Abstract:

BACKGROUND: Dendritic cell is an ideal carrier of tumor antigen due to the presenting function and the promotion of T cell proliferation. How to obtain large numbers of dendritic cells is important for producing tumor vaccine.
OBJECTIVE: To induce, culture, amplify and cryopreserve dendritic cells derived from mouse bone marrow, then compare the biological characters of cryopreserved dendritic cells with the fresh dendritic cells, than find an effective method to obtain and store large numbers of dendritic cells.
METHODS: Dendritic cells from mouse bone marrow cells were induced, cultured and amplified in complete medium with recombinant mouse granulocyte-macrophage colony-stimulating factor (rmGM-CSF) (10 μg/L) and recombinant mouse interleukin 4 (rmIL-4) (5 μg/L). On day 6, the dendritic cells were frozen in complete medium with dimethyl sulphoxide. After thawing, lipopolysaccharide was added to induce the maturation. At last, large number of mature dendritic cells was obtained. Then the viability, morphology, dendritic cells markers and mixed lymphocyte reaction were compared between the thawed cells and fresh cells.

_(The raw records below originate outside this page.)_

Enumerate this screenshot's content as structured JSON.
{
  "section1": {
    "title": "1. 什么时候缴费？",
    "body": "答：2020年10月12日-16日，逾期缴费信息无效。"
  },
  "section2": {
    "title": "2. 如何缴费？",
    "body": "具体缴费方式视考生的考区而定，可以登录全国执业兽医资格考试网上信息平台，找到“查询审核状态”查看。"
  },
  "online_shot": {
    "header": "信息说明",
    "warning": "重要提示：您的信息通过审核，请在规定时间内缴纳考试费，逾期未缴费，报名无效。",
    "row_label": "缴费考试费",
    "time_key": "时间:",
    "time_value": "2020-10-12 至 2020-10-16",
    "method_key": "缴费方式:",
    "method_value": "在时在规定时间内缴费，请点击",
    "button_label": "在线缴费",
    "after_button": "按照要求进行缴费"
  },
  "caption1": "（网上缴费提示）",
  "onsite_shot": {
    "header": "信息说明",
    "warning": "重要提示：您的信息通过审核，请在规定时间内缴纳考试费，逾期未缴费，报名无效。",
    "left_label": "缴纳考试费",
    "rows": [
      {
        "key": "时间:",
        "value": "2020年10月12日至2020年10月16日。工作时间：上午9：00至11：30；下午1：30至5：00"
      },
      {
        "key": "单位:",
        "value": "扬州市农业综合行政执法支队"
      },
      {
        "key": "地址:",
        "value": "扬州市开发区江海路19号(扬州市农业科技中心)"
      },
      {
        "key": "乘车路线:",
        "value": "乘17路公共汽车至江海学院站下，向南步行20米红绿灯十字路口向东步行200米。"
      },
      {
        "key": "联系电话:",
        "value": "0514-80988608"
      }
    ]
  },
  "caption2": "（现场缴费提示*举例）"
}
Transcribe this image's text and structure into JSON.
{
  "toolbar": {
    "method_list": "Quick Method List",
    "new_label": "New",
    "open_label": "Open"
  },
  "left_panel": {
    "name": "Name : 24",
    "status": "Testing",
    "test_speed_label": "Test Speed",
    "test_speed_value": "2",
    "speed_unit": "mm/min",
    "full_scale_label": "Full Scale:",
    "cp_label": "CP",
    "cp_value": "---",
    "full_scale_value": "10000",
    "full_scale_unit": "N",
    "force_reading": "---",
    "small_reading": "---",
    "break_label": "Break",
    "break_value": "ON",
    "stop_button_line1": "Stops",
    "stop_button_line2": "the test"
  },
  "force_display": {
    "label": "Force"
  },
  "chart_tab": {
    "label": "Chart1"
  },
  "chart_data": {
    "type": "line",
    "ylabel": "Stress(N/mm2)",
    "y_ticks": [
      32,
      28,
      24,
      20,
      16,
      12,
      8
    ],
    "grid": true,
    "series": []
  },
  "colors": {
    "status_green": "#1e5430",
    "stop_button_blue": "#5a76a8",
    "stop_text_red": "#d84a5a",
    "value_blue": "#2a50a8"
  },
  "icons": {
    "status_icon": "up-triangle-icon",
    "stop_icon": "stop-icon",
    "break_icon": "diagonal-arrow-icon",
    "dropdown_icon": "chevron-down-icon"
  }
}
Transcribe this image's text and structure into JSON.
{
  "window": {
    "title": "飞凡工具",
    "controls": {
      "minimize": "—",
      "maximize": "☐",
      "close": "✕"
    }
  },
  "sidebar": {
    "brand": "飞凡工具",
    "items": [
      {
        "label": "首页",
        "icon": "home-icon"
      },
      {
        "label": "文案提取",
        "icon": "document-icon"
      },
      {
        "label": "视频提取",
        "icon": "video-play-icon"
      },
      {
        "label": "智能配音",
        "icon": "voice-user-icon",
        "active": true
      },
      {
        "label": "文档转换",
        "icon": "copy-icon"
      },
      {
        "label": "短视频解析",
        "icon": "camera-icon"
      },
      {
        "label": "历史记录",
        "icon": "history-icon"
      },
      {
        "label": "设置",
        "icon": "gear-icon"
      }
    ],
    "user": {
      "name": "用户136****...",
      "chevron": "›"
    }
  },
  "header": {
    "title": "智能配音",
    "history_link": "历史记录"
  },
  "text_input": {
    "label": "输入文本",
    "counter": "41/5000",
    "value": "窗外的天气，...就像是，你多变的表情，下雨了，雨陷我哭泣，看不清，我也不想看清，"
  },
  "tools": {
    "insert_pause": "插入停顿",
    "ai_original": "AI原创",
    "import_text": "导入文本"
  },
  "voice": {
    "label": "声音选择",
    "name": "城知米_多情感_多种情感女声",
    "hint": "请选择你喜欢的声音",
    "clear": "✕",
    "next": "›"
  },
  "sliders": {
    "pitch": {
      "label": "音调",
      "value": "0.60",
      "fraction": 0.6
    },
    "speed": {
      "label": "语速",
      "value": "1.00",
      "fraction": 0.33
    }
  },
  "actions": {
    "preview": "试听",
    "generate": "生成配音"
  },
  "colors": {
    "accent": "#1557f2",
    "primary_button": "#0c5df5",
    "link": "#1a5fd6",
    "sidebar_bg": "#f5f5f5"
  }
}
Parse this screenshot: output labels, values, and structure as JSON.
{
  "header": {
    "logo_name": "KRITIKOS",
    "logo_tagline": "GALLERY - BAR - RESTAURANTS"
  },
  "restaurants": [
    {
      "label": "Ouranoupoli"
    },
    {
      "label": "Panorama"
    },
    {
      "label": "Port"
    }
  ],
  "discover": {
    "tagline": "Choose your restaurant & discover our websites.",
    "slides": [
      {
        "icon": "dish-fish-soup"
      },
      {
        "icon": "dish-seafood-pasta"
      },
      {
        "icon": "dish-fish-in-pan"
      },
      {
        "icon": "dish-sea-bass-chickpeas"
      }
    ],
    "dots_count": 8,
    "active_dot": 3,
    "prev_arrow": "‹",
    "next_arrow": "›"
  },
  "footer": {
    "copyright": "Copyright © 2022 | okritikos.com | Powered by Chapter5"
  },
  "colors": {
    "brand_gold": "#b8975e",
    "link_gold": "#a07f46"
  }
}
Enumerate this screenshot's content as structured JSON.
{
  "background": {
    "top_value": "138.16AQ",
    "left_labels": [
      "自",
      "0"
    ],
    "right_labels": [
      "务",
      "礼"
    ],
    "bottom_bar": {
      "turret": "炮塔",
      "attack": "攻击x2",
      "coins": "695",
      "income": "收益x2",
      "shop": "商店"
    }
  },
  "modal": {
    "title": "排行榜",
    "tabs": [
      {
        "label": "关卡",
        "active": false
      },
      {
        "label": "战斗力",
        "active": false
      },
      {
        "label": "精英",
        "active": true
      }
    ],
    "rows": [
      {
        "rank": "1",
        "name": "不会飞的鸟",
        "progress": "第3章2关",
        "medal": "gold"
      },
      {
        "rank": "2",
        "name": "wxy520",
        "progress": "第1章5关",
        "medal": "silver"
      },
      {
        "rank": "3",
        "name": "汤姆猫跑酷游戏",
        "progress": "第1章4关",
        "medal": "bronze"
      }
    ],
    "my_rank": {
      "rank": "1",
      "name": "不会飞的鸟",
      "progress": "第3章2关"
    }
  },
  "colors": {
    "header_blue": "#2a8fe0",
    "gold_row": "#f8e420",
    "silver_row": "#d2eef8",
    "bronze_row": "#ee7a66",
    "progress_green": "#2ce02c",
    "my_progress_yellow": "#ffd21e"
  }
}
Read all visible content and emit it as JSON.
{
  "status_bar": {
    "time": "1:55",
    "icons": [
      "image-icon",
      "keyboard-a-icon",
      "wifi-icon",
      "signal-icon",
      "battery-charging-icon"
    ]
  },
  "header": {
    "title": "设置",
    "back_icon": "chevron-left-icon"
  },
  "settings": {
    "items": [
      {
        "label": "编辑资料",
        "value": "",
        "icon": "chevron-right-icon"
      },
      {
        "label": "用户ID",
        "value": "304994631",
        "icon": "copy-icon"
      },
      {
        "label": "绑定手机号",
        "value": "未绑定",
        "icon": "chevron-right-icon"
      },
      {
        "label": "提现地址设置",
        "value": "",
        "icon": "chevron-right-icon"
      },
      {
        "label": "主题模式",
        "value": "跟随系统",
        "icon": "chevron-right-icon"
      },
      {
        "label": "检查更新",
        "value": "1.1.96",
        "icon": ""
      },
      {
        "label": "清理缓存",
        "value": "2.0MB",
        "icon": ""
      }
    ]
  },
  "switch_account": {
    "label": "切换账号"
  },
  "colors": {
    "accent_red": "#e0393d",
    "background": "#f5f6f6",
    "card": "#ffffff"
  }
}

RESULTS AND CONCLUSION: After thawing, the recovery rate of cells was (82.2±4.73)%. The survival cells became mature dendritic cells induced by lipopolysaccharide. Compared with fresh dendritic cells, there was no significant difference in morphology, dendritic cells markers and mixed lymphocyte reaction. Results suggest that there was no significant difference in biological characters between frozen-thawed dendritic cells and fresh dendritic cells. To store dendritic cells through cryopreservation can avoid repeating culture in different times and can obtain large numbers of dendritic cells.